La poeta se retrata a sí misma como la mujer biológica más lenta de este lado del río. También nos dice que fue locuaz, infiel y desobediente y no llegaba a alcanzar «nunca las palabras». Es una mujer con todas las consecuencias y, sin dejar de serlo, puede ser mil o un millón de mujeres «superpuestas en otras dimensiones». La poeta busca «caminos con corazón y sin fuego, veredas desbrozadas y vueltas a cubrir por las sombras del miedo, sin miedo y sin palabras». Confiesa que le gustan las mujeres que no son como las rosas y los hombres, biológicamente hablando, que son como las rosas. «Tocarlos. Apretarlos. Sentir su pecho junto al mío y el latido del pájaro que duerme en sus pezones».

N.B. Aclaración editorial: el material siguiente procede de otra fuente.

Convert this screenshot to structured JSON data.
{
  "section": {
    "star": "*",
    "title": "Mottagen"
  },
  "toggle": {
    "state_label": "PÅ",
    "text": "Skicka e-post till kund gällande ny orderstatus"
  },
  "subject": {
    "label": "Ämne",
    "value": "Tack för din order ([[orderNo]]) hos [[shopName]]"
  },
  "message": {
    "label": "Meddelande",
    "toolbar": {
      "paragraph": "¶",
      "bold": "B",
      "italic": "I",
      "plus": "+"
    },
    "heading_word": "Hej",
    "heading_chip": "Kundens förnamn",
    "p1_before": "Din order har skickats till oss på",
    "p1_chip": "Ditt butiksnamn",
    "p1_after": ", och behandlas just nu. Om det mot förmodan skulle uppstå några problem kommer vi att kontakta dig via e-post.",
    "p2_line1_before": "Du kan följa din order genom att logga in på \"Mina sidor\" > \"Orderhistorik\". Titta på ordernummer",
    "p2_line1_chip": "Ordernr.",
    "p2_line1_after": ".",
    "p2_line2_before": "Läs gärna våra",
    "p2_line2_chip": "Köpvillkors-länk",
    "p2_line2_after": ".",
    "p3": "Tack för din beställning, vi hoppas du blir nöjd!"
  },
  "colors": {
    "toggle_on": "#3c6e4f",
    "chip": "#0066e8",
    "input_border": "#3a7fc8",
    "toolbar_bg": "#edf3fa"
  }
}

Las muchachas guardan sus secretos en el corazón, mientas hilvanan el bajo de una falda, mientras cantan al viento y a las olas del mar de Alborán, mientras se quitan las sandalias y la falda y esperan desnudas a sus amantes que regresan de Badis o de donde Abd-lkader, mientras la cebada de marzo se acuna con el viento de marzo, bajo el cielo de marzo, bajo la luna de marzo en el Rif, al borde de los bosques de algarrobos, donde corren los niños que una vez se quisieron. Pero el «tiempo de la dicha no perdura». Los abrazos se dieron, se compartieron y un buen día los amantes se fueron en un barco, cruzando el mar sin pasaporte. Sin embargo otros hombres y mujeres llegan todos los días a la frontera, se miran como si ya se conocieran, los ojos los delatan, pero las palabras que no se han pronunciado se convierten en versos y añoranzas. Tierra de frontera, tierra de paso de un mundo a otro, tierra de dioses ensimismados, tierra sin tierra frente a un mar que deslumbra. El cielo azul, el mar que cabe en una caracola, la luz que ciega, el aire caliente que arrastra una nube de polvo del desierto, las calles estrechas donde la vida pasa como las nubes, las canciones que cantan las mujeres desde que el mundo es mundo y esas pequeñas llamas que alumbran apenas unas horas de la noche, de las largas noches de los hombres. Poesía, señores, «Poesía puede ser cualquier cosa. Hay que ponerse las gafas de poeta y de mirar el mundo de otra manera». Modos y maneras. Dioptría y poesía.
Como despedida, la poeta recitó de memoria sus poemas al viento y se liberó completamente de ellos. Ya no eran suyos, ya no le pertenecían por completo, ya eran nuestros, ya eran de todos. Y entonces los pudimos leer cara al viento, en una tarde oscura que aún no era mañana.